An important programme, which will have a lasting effect on the tribal people, is the setting up of coffee plantations. Coffee is already being grown in the Agency area and has received recognition for its high quality. The plan is to bring 1.04 lakh acres (one acre is 0.4 hectare) under coffee by 2015-16. This year, 12,000 acres came under the crop, which will be ready for commercial use in a few years. It will provide the tribal people with a substantial income, said the Collector. The Indian Coffee Board is involved in the project, and the beneficiaries will be given training in growing coffee.

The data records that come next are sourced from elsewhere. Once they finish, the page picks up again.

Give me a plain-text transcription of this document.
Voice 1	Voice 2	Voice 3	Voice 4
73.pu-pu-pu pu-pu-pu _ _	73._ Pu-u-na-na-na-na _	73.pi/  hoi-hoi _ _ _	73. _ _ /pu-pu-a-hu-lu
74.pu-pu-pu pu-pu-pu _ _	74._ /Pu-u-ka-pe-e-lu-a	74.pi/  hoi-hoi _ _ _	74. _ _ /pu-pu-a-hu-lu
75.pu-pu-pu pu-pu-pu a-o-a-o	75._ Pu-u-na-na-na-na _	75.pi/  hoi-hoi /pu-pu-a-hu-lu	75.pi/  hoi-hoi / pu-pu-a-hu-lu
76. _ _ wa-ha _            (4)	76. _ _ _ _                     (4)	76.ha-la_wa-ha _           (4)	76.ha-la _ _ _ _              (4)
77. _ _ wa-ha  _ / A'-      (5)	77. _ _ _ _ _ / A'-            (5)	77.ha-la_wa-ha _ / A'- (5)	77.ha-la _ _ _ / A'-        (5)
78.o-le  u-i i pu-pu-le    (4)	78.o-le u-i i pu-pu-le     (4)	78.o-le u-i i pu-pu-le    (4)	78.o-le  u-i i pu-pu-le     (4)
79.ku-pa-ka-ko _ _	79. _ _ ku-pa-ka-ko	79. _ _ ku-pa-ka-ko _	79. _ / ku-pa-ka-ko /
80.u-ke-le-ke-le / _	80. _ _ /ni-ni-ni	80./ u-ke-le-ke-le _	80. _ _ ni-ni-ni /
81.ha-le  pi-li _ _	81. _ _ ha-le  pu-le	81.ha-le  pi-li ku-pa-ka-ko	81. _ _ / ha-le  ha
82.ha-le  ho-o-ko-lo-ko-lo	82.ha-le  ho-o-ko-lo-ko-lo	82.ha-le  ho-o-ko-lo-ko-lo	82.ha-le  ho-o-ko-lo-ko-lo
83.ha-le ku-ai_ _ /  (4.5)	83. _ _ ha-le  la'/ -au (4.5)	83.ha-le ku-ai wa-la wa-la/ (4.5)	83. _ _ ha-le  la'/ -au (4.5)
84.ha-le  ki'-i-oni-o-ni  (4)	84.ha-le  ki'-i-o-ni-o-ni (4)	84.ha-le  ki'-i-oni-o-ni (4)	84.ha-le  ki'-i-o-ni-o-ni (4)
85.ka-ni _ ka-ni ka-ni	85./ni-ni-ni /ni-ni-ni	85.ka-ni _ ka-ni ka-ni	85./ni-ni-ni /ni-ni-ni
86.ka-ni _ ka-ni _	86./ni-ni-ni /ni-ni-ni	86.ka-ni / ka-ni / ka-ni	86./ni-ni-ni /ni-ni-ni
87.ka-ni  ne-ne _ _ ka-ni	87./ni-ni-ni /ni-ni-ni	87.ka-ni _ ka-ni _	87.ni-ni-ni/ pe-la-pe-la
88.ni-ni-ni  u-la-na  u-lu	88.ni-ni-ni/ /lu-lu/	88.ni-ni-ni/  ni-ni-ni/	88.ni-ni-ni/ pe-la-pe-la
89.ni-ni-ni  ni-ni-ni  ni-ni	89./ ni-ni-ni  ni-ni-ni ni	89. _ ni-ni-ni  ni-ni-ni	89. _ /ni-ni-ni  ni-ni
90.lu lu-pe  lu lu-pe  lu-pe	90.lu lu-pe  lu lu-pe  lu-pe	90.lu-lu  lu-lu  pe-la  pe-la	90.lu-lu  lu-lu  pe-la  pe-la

While many new irrigation projects are being implemented, strengthening of existing minor and major irrigation projects is also being carried out. Agriculture is being given a lot of importance, and some of the steps planned include helping farmers get loans, mechanisation, ensuring proper use of fertilizers, and promoting organic farming among Agency farmers.

The district is also in the process of distributing land documents to the tribal farmers in the Agency area under the Forest Rights Act. This is part of the State governments major programme to distribute land to the farmers who have been cultivating government land for many decades. Of the approximately 60,000 acres earmarked for distribution in the district, 10,000 acres has been distributed so far. Syamala Rao feels there is a lot of scope for employment in the district. Skills of the candidates must be improved, and we are planning a workshop with industries to understand their requirements for the future so that we can train people, he said.

Regarding health care in the Agency area, the district administration has approached the government to sanction more doctors for the mobile units and to improve water supply. Fevers, diarrhoea and malaria are common in the Visakha Agency every year, and cutaneous anthrax flares up at intervals of a few years, forcing the government and district administration to take emergency steps on a major scale. A permanent solution has to be worked out in this area.